If I was truly courageous and brave, I would simply show the image at the top of this post and spend the 15 minutes explaining why I think it is both beautiful and important. Because, in the end, that is what the paper is all about. But if you are interested, take a look at the loooong version of the paper and decide for yourselves. (Session #20, Password: "sask-07")

Monday, April 9, 2007

Environmental History and the Paucity of Paper



One of the things I admire about environmental history is its emphasis on the embodied elements of culture, experience, and identity. Insisting that history was experienced through the body is, however, difficult to re-present on the page. Of course it can be done, and done very well, but how else might historians re-tell histories of embodiment? The always-interesting Joy Parr provides us with some possibilities right here.

What are the implications of this kind of scholarly work for the relationship between the historian and the subject? The (overly) easy answer is "nothing" but I am not so sure. Historians might be tempted to think about the use of new technologies for broadening our audiences but I hope that we also take this opportunity to cast the gaze a little more reflexively at our own individual and collective selves. Do we run a greater risk of appropriating the experiences, identities, and narratives of others as our own? How visible or audible should the historian be in such forms of representation? Blurring the lines between subject, historian, audience, and archive is an exciting possibility but also one with some daunting responsibility.

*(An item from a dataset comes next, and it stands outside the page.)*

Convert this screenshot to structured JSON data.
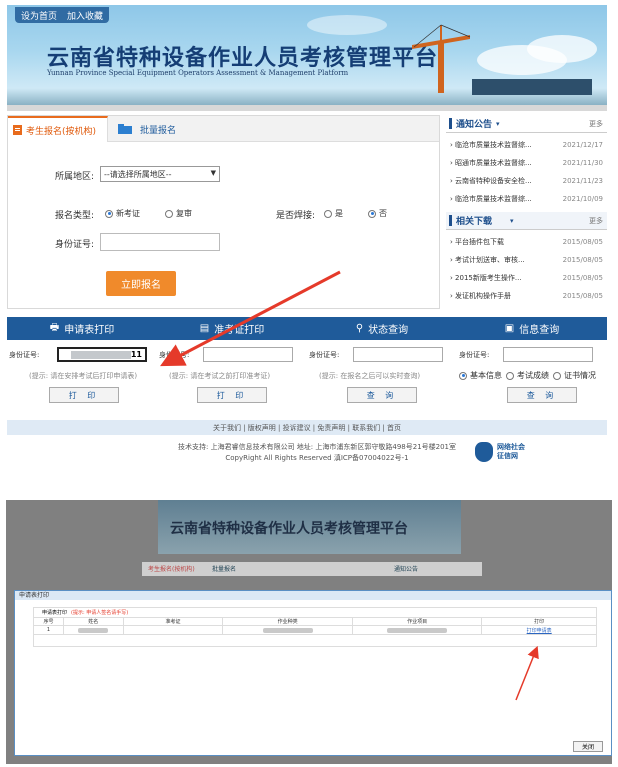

The hovering head at the top of this page might still have some useful things to say about all this.

Saturday, April 7, 2007

Because the World Needed Another Blog

The title of this blog refers to two things: 1) I am trying to figure out how to "write" in the digital age, and so this blog is going to be, in part, a laboratory for some experiments in scholarly communication. This refers to content (what is "scholarly"?) but especially to form. 2) This is a site being produced by a historian who is fascinated by all things historiographical, and yet my definitions of both these things ("historian" and "historiographical") go decidedly beyond the Dictionary.com versions. This means, for example, that I just may go on-and-on about the novels of Michael Chabon, especially since his newest is about to arrive on my doorstep.

And if you are wondering what book I am holding in the image at the top of this page, go here or here to learn a little more.